I’m retired and have a full pension. I also have 457 plan left over at the agency I retired from. I would like to roll it over into a traditional IRA and continue to contribute to it.
My question is, how do I contribute pre-tax money into it? I have a part-time job now just to stay in the game. I’d like my salary from that put into the IRA. How do I do that pre-tax into my own IRA? Do I set something up with HR/payroll? Or do I have to put post-taxed funds into the IRA and then even it out when I have my taxes done? I put a call in to my tax guy but he hasn’t called me back yet.
Option 2. Your taxable income is reduced by your IRA contributions for the year the contributions won’t directly affect your take home pay. If your employer is effectively withholding too much due to your contributions you can talk to them about changing withholdings or make smaller estimated quarterly payments, but they won’t actually handle the contributions like with a 401(k).
Pre-tax contributions are entirely dependent on your employer and the type of plan they offer. The good news is that your taxes (both income and payroll tax) net out to the same whether you do contributions through payroll or not. Employer matching is the only issue that would make a different in the net.
Talk to your tax guy and investment adviser about whether a traditional IRA or Roth IRA makes more sense in your situation. Sometimes it’s worth deferring a deduction now for the Roth benefit of not paying tax later when you withdraw the funds.
I’m talking about a private IRA, not one provided by my employer. I can’t roll the 457 money into a Roth because all my contributions were done pretax and I’d get hit with penalties and taxes if I tried to roll that money into a Roth.

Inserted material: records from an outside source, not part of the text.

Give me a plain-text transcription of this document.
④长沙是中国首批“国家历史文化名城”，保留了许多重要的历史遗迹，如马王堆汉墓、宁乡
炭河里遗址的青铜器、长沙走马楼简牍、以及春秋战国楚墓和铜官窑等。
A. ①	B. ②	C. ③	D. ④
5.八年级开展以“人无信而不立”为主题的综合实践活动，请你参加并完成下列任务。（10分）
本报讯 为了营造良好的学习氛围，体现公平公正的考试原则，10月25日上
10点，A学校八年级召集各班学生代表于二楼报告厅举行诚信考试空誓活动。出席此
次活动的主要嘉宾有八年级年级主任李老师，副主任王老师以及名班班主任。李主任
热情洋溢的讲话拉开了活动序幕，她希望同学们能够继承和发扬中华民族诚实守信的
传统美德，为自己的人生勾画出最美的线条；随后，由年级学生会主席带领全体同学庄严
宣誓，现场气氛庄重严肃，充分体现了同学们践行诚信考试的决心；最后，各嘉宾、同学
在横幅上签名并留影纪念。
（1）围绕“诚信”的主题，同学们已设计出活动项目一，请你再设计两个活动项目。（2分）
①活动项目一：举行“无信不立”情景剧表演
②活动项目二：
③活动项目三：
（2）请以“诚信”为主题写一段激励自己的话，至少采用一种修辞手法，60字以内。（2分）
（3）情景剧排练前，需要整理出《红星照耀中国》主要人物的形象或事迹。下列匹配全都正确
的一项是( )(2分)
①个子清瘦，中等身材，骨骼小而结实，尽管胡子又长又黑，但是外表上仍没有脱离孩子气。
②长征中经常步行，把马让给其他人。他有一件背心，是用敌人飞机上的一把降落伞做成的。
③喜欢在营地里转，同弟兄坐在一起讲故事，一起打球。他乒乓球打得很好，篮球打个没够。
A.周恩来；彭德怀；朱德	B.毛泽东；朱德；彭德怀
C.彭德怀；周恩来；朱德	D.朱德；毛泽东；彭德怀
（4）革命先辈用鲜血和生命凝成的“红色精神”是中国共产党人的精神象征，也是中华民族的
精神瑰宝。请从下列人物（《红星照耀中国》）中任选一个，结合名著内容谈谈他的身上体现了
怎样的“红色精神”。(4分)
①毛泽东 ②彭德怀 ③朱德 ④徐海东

I’m probably going to open both a Roth and a traditional.
Right…
In case, I wasn’t clear, I was just explaining that the only way an employer could do it through payroll would be via an employer-sponsored plan. But that you’re not disadvantaged by making contributions after payroll to a traditional IRA plan - the net tax outcome is the same either way.
I always mention Roth plans because many people aren’t aware they have options, but I was just talking about the new contributions that you were asking about.